According to the present invention, when an abnormal current such as a short-circuit fault flows in the inverter device, the output cutoff is prohibited when the gate voltage control circuit is operating, whereby the sudden change from a large current value occurs. No interruption is performed. Therefore, there is an effect that a voltage with a high jump voltage is not applied to the IGBT, and a highly reliable protection circuit can be obtained.

[Brief description of the drawings]

FIG. 1 is a configuration block diagram of an embodiment according to the present invention.

FIG. 2 is a diagram illustrating gate voltage, collector current, and collector voltage characteristics of the IGBT of the present invention.

FIG. 3 is a diagram illustrating a gate voltage and a collector current of the IGBT of the present invention.

FIG. 4 is a block diagram of a gate voltage control circuit according to an embodiment of the present invention.

FIG. 5 is a diagram showing a specific example according to the present invention.

FIG. 6 is a diagram illustrating a return current at the time of a short circuit accident.

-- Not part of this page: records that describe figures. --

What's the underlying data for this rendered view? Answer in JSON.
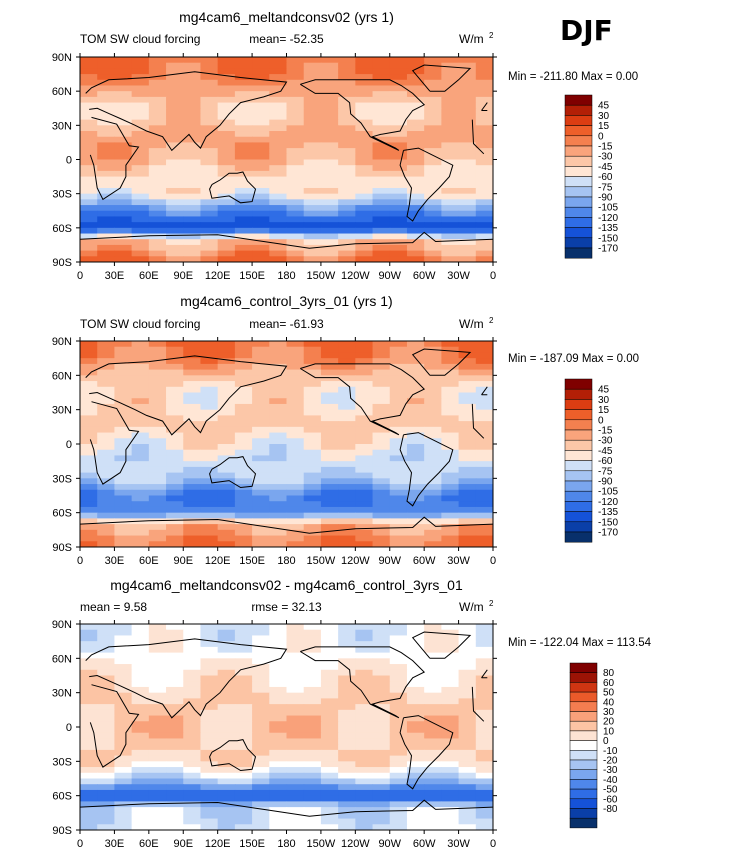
{
  "season": "DJF",
  "colors": {
    "map_scale": [
      "#08306b",
      "#0a3fa8",
      "#1552d8",
      "#2f6de6",
      "#4f87ea",
      "#7aa6ee",
      "#a6c4f2",
      "#cfe0f7",
      "#ffe6d5",
      "#fcc7a8",
      "#f9a47c",
      "#f4804f",
      "#ee5f2a",
      "#dc3d12",
      "#b31f06",
      "#7f0000"
    ],
    "diff_scale": [
      "#08306b",
      "#0a3fa8",
      "#1552d8",
      "#2f6de6",
      "#4f87ea",
      "#7aa6ee",
      "#a6c4f2",
      "#cfe0f7",
      "#ffffff",
      "#fde3d3",
      "#fcc4a4",
      "#f9a17a",
      "#f47d50",
      "#ea5a2a",
      "#cf3512",
      "#9c1305",
      "#7f0000"
    ],
    "land": "#000000"
  },
  "chart_data": [
    {
      "type": "heatmap",
      "title": "mg4cam6_meltandconsv02 (yrs 1)",
      "left_label": "TOM SW cloud forcing",
      "stat_text": "mean= -52.35",
      "units": "W/m",
      "units_sup": "2",
      "minmax_text": "Min = -211.80  Max =    0.00",
      "colorbar_labels": [
        "45",
        "30",
        "15",
        "0",
        "-15",
        "-30",
        "-45",
        "-60",
        "-75",
        "-90",
        "-105",
        "-120",
        "-135",
        "-150",
        "-170"
      ],
      "lat_ticks": [
        "90N",
        "60N",
        "30N",
        "0",
        "30S",
        "60S",
        "90S"
      ],
      "lon_ticks": [
        "0",
        "30E",
        "60E",
        "90E",
        "120E",
        "150E",
        "180",
        "150W",
        "120W",
        "90W",
        "60W",
        "30W",
        "0"
      ],
      "xlim": [
        0,
        360
      ],
      "ylim": [
        -90,
        90
      ],
      "zonal_profile": [
        {
          "lat": 90,
          "value": 0
        },
        {
          "lat": 75,
          "value": -5
        },
        {
          "lat": 60,
          "value": -25
        },
        {
          "lat": 45,
          "value": -45
        },
        {
          "lat": 30,
          "value": -35
        },
        {
          "lat": 15,
          "value": -20
        },
        {
          "lat": 0,
          "value": -30
        },
        {
          "lat": -15,
          "value": -50
        },
        {
          "lat": -30,
          "value": -55
        },
        {
          "lat": -45,
          "value": -110
        },
        {
          "lat": -60,
          "value": -150
        },
        {
          "lat": -70,
          "value": -40
        },
        {
          "lat": -90,
          "value": 0
        }
      ]
    },
    {
      "type": "heatmap",
      "title": "mg4cam6_control_3yrs_01 (yrs 1)",
      "left_label": "TOM SW cloud forcing",
      "stat_text": "mean= -61.93",
      "units": "W/m",
      "units_sup": "2",
      "minmax_text": "Min = -187.09  Max =    0.00",
      "colorbar_labels": [
        "45",
        "30",
        "15",
        "0",
        "-15",
        "-30",
        "-45",
        "-60",
        "-75",
        "-90",
        "-105",
        "-120",
        "-135",
        "-150",
        "-170"
      ],
      "lat_ticks": [
        "90N",
        "60N",
        "30N",
        "0",
        "30S",
        "60S",
        "90S"
      ],
      "lon_ticks": [
        "0",
        "30E",
        "60E",
        "90E",
        "120E",
        "150E",
        "180",
        "150W",
        "120W",
        "90W",
        "60W",
        "30W",
        "0"
      ],
      "xlim": [
        0,
        360
      ],
      "ylim": [
        -90,
        90
      ],
      "zonal_profile": [
        {
          "lat": 90,
          "value": 0
        },
        {
          "lat": 75,
          "value": -10
        },
        {
          "lat": 60,
          "value": -35
        },
        {
          "lat": 45,
          "value": -50
        },
        {
          "lat": 30,
          "value": -45
        },
        {
          "lat": 15,
          "value": -40
        },
        {
          "lat": 0,
          "value": -55
        },
        {
          "lat": -15,
          "value": -70
        },
        {
          "lat": -30,
          "value": -75
        },
        {
          "lat": -45,
          "value": -120
        },
        {
          "lat": -60,
          "value": -110
        },
        {
          "lat": -70,
          "value": -30
        },
        {
          "lat": -90,
          "value": 0
        }
      ]
    },
    {
      "type": "heatmap",
      "title": "mg4cam6_meltandconsv02 - mg4cam6_control_3yrs_01",
      "left_label": "mean =    9.58",
      "stat_text": "rmse =   32.13",
      "units": "W/m",
      "units_sup": "2",
      "minmax_text": "Min = -122.04  Max = 113.54",
      "colorbar_labels": [
        "80",
        "60",
        "50",
        "40",
        "30",
        "20",
        "10",
        "0",
        "-10",
        "-20",
        "-30",
        "-40",
        "-50",
        "-60",
        "-80"
      ],
      "lat_ticks": [
        "90N",
        "60N",
        "30N",
        "0",
        "30S",
        "60S",
        "90S"
      ],
      "lon_ticks": [
        "0",
        "30E",
        "60E",
        "90E",
        "120E",
        "150E",
        "180",
        "150W",
        "120W",
        "90W",
        "60W",
        "30W",
        "0"
      ],
      "xlim": [
        0,
        360
      ],
      "ylim": [
        -90,
        90
      ],
      "zonal_profile": [
        {
          "lat": 90,
          "value": 0
        },
        {
          "lat": 75,
          "value": 2
        },
        {
          "lat": 60,
          "value": 8
        },
        {
          "lat": 45,
          "value": 12
        },
        {
          "lat": 30,
          "value": 20
        },
        {
          "lat": 15,
          "value": 22
        },
        {
          "lat": 0,
          "value": 25
        },
        {
          "lat": -15,
          "value": 22
        },
        {
          "lat": -30,
          "value": 18
        },
        {
          "lat": -45,
          "value": -10
        },
        {
          "lat": -60,
          "value": -55
        },
        {
          "lat": -70,
          "value": -5
        },
        {
          "lat": -90,
          "value": 0
        }
      ]
    }
  ]
}
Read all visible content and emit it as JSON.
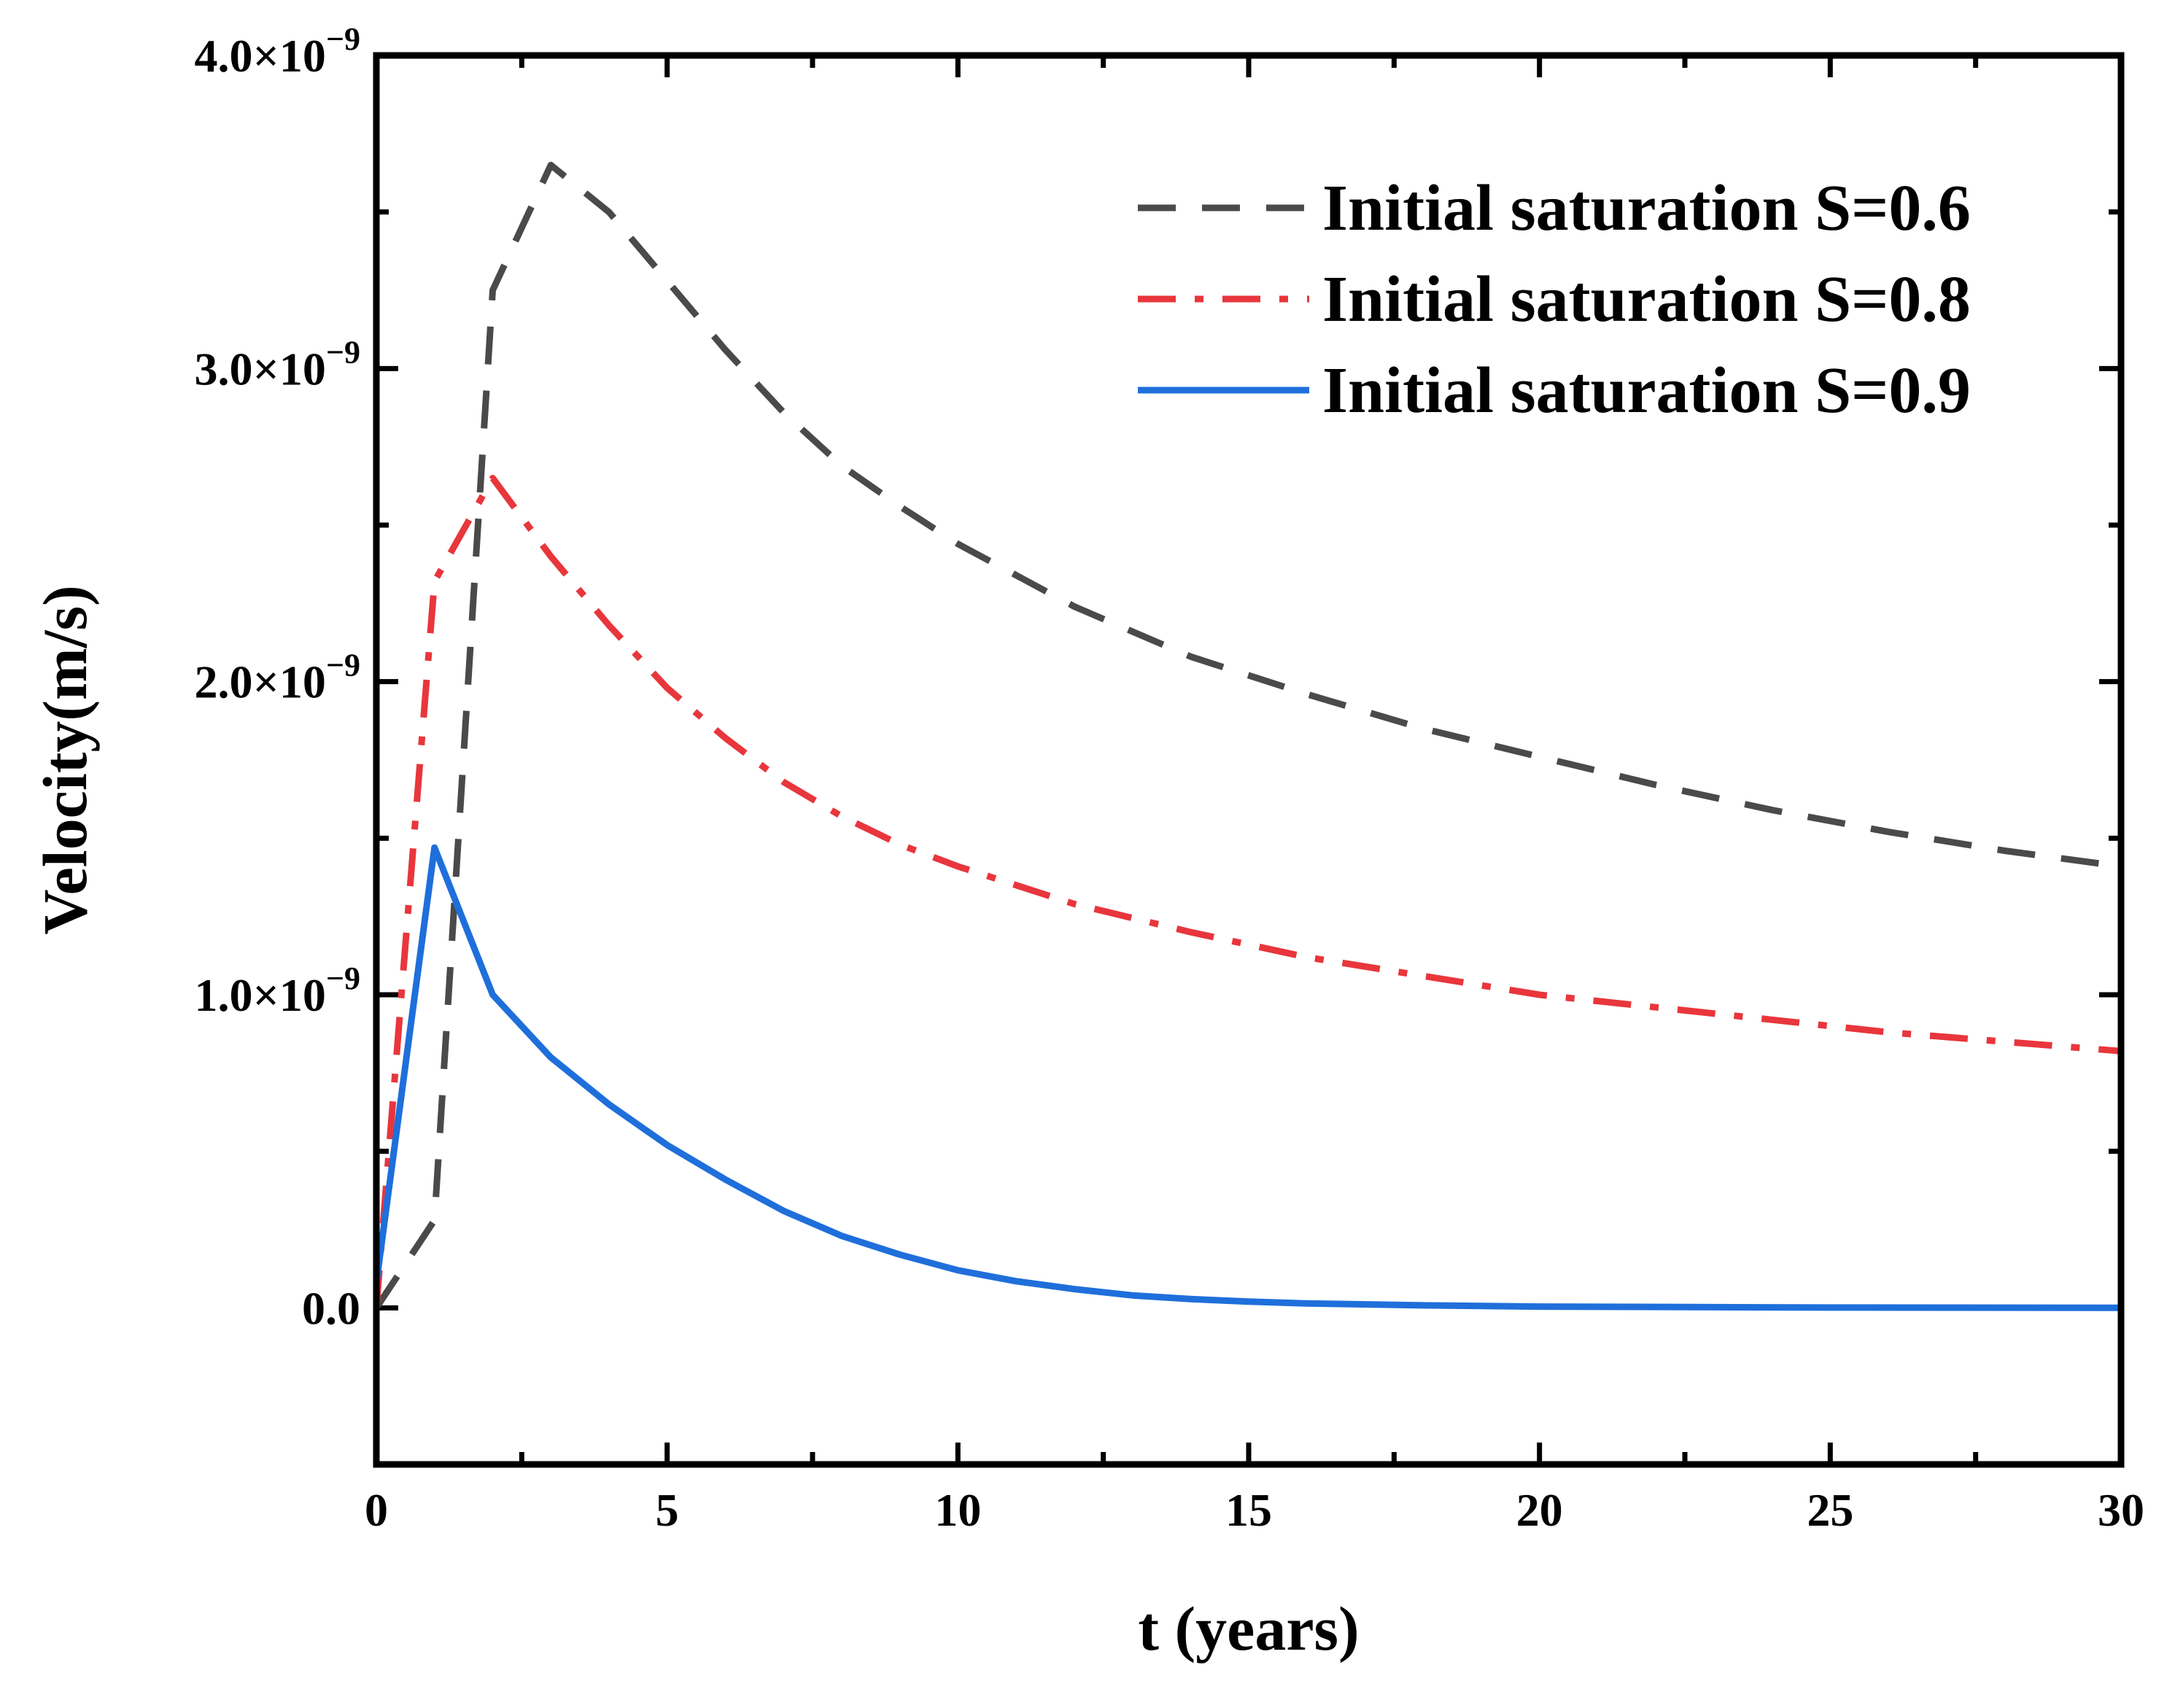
{
  "chart_data": {
    "type": "line",
    "title": "",
    "xlabel": "t (years)",
    "ylabel": "Velocity(m/s)",
    "xlim": [
      0,
      30
    ],
    "ylim": [
      -5e-10,
      4e-09
    ],
    "x_ticks": [
      {
        "value": 0,
        "label": "0"
      },
      {
        "value": 5,
        "label": "5"
      },
      {
        "value": 10,
        "label": "10"
      },
      {
        "value": 15,
        "label": "15"
      },
      {
        "value": 20,
        "label": "20"
      },
      {
        "value": 25,
        "label": "25"
      },
      {
        "value": 30,
        "label": "30"
      }
    ],
    "y_ticks": [
      {
        "value": 0,
        "label": "0.0",
        "exp": ""
      },
      {
        "value": 1e-09,
        "label": "1.0×10",
        "exp": "−9"
      },
      {
        "value": 2e-09,
        "label": "2.0×10",
        "exp": "−9"
      },
      {
        "value": 3e-09,
        "label": "3.0×10",
        "exp": "−9"
      },
      {
        "value": 4e-09,
        "label": "4.0×10",
        "exp": "−9"
      }
    ],
    "grid": false,
    "legend_position": "top-right",
    "series": [
      {
        "name": "Initial saturation S=0.6",
        "color": "#4a4a4a",
        "style": "dashed",
        "x": [
          0,
          1,
          2,
          3,
          4,
          5,
          6,
          7,
          8,
          9,
          10,
          12,
          14,
          16,
          18,
          20,
          22,
          24,
          26,
          28,
          30
        ],
        "y": [
          0,
          2.8e-10,
          3.25e-09,
          3.65e-09,
          3.5e-09,
          3.28e-09,
          3.06e-09,
          2.86e-09,
          2.69e-09,
          2.56e-09,
          2.44e-09,
          2.24e-09,
          2.08e-09,
          1.96e-09,
          1.85e-09,
          1.76e-09,
          1.67e-09,
          1.59e-09,
          1.52e-09,
          1.46e-09,
          1.41e-09
        ]
      },
      {
        "name": "Initial saturation S=0.8",
        "color": "#e8363c",
        "style": "dashdot",
        "x": [
          0,
          1,
          2,
          3,
          4,
          5,
          6,
          7,
          8,
          9,
          10,
          12,
          14,
          16,
          18,
          20,
          22,
          24,
          26,
          28,
          30
        ],
        "y": [
          0,
          2.32e-09,
          2.65e-09,
          2.4e-09,
          2.18e-09,
          1.98e-09,
          1.82e-09,
          1.68e-09,
          1.57e-09,
          1.48e-09,
          1.41e-09,
          1.29e-09,
          1.2e-09,
          1.12e-09,
          1.06e-09,
          1e-09,
          9.6e-10,
          9.2e-10,
          8.8e-10,
          8.5e-10,
          8.2e-10
        ]
      },
      {
        "name": "Initial saturation S=0.9",
        "color": "#1f6fdb",
        "style": "solid",
        "x": [
          0,
          1,
          2,
          3,
          4,
          5,
          6,
          7,
          8,
          9,
          10,
          11,
          12,
          13,
          14,
          15,
          16,
          18,
          20,
          25,
          30
        ],
        "y": [
          8e-11,
          1.47e-09,
          1e-09,
          8e-10,
          6.5e-10,
          5.2e-10,
          4.1e-10,
          3.1e-10,
          2.3e-10,
          1.7e-10,
          1.2e-10,
          8.5e-11,
          6e-11,
          4e-11,
          2.8e-11,
          2e-11,
          1.4e-11,
          8e-12,
          4e-12,
          1e-12,
          0.0
        ]
      }
    ]
  }
}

FIG. 7 is an explanatory diagram of a short-circuit current including a return current.

[Explanation of symbols]

DESCRIPTION OF SYMBOLS 1 ... Forward converter, 2 ... Inverse converter, 3 ... Smoothing capacitor, 4 ... Delay circuit, 5 ... Gate voltage control circuit, 6 ...
Overcurrent detection circuit, 6u, 6w: current detector, 7: output cutoff signal prohibition circuit, 8: drive signal transmission circuit, 9: microcomputer, PCU-PCZ, PCU2-P
CZ2: photo coupler, Q1, Q2: transistor,
R1, R2, R3: resistor, C1, C2: capacitor.

──────────────────────────────────────────────────続 き Continuing on the front page (72) Koji Kamihara, Inventor 7-1-1 Higashi Narashino, Narashino-shi, Chiba Pref. Narashino Plant, Hitachi, Ltd. (72) Atsuhiko Nakamura 7-1-1, Higashi-Narashino, Narashino-shi, Chiba Hitachi, Ltd. Narashino Plant (72) Inventor Masayuki Hirota 7-1-1, Higashi Narashino, Narashino-shi, Chiba Hitachi Keiyo Engineering Co., Ltd. (56) References JP-A-62-58827 (JP, A) JP-A Sho 61-185064 (JP, A) JP-A-2-50518 (JP, A) (58) Fields investigated (Int. Cl. ⁷ , DB name) H02M 7/48 H02H 7/122 H02M 1/00 H02M 3 / 00

Claims (1)

(57) [Claims] 1. An electrostatic induction-type self-extinguishing element, a drive circuit for driving the electrostatic induction-type self-extinguishing element, and a predetermined value that detects a current of the electrostatic induction-type self-extinguishing element An overcurrent protection circuit that shuts off the output of the drive circuit when the output voltage exceeds the threshold, and detects the collector voltage of the static induction type self-extinguishing element and detects the electrostatic induction when the detected value exceeds a predetermined value. And a gate voltage control circuit for lowering the gate voltage of the self-extinguishing element, wherein when the gate voltage control circuit controls to reduce the gate voltage, A protection circuit for an electrostatic induction-type self-extinguishing element, further comprising an output cutoff prohibition circuit for prohibiting output cutoff by the overcurrent protection circuit for a predetermined time.